An Experimental Facility and Analytical Methodology for Determining Frequency-Dependent Force Coefficients of Foil Gas Bearings, 18-R8189
Principal Investigator
Aaron Rimpel
Inclusive Dates: 10/01/10 – Current
Background — Accurate knowledge of linearized stiffness and damping coefficients of bearings is a critical aspect in the successful design of high-performance turbomachinery. In recent years, improvements in foil gas bearing technology have led to their increasing application in the expanding oil-free turbomachinery market (current applications include air cycle machines, auxiliary power units, automotive turbochargers, micro gas turbines, refrigeration compressors, etc.). Foil gas bearings use a gas, such as the process gas of a compressor, as the lubricant that separates the rotor from the stationary bearing surfaces. Thus, the need for a separate lubrication circuit with seals, as required for traditional oil lubrication, is eliminated. Foil gas bearings are also not limited by precessing-inertia speed limits as with rolling element bearings, nor do they require expensive control systems as with active magnetic bearings. The relatively low damping of foil gas bearings, when compared to oil lubrication, is mitigated through the use of friction damping mechanisms in the compliant support structures within the bearing. Foil gas bearings of various types are the main focus of gas bearing research today, and they are also the most common gas bearings currently found in commercial applications. Despite the growing popularity of foil gas bearings, there is considerable uncertainty regarding their stiffness and damping coefficients.

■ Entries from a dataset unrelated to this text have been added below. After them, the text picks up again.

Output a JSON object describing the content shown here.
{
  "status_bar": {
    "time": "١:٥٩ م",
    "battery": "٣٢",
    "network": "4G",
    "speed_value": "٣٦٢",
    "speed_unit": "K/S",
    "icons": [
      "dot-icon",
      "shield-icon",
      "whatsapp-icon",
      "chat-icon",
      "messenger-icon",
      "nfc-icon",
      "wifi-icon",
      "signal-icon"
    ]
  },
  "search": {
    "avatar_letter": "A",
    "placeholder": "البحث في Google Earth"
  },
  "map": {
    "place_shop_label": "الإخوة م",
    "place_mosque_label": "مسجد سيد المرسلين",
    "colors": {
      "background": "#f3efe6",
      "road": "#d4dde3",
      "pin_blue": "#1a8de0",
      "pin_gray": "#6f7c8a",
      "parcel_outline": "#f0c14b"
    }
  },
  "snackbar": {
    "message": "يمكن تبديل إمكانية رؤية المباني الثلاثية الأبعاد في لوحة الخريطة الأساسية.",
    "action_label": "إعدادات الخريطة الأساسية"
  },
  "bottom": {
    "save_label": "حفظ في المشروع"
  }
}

Approach — The approach used for this project is experimental and analytical. An experimental test rig will be capable of measuring frequency-dependent stiffness and damping coefficients of foil gas bearings for journal speeds up to 60 krpm and for lubricating air supplied at ambient pressures up to 200 psig (although not in the scope of the current project, different gases and higher pressures up to 635 psig may be tested in future work). The analytical method will apply transient fluid-structure interaction (FSI) modeling techniques to simulate the gas film and structural components of the foil gas bearing via coupled computational fluid dynamics (CFD) and finite element analysis (FEA). The transient FSI method will allow modeling of the complex structures of foil gas bearings, and it will be general enough to be applied to a wide range of foil gas bearing geometries and extensible to other turbomachinery components such as seals.
Accomplishments — The design of the test rig was completed, and the construction is nearly complete. Commissioning of the main test rig subsystems (electric motor drive, bi-directional impulse turbine-driven exciter shaft, test enclosure/pressure vessel, instrumentation, etc.) is still in process. The algorithms necessary to extract frequency-dependent stiffness and damping coefficients from the measured data have been tested extensively and are ready for implementation. The transient method has been demonstrated on a simplified geometry (plain sleeve bearing, centered whirl) for which other established methods are typically applied due to the simplicity (steady-state intermediate reference frame simulation). Comparisons of the new and established methods show excellent agreement for the simple geometry. Parameter studies of transient time-step resolution and mesh density have been conducted to provide insight to optimal simulation settings. The next step is to apply the transient FSI method to foil gas bearing geometry, which will be compared to measured data.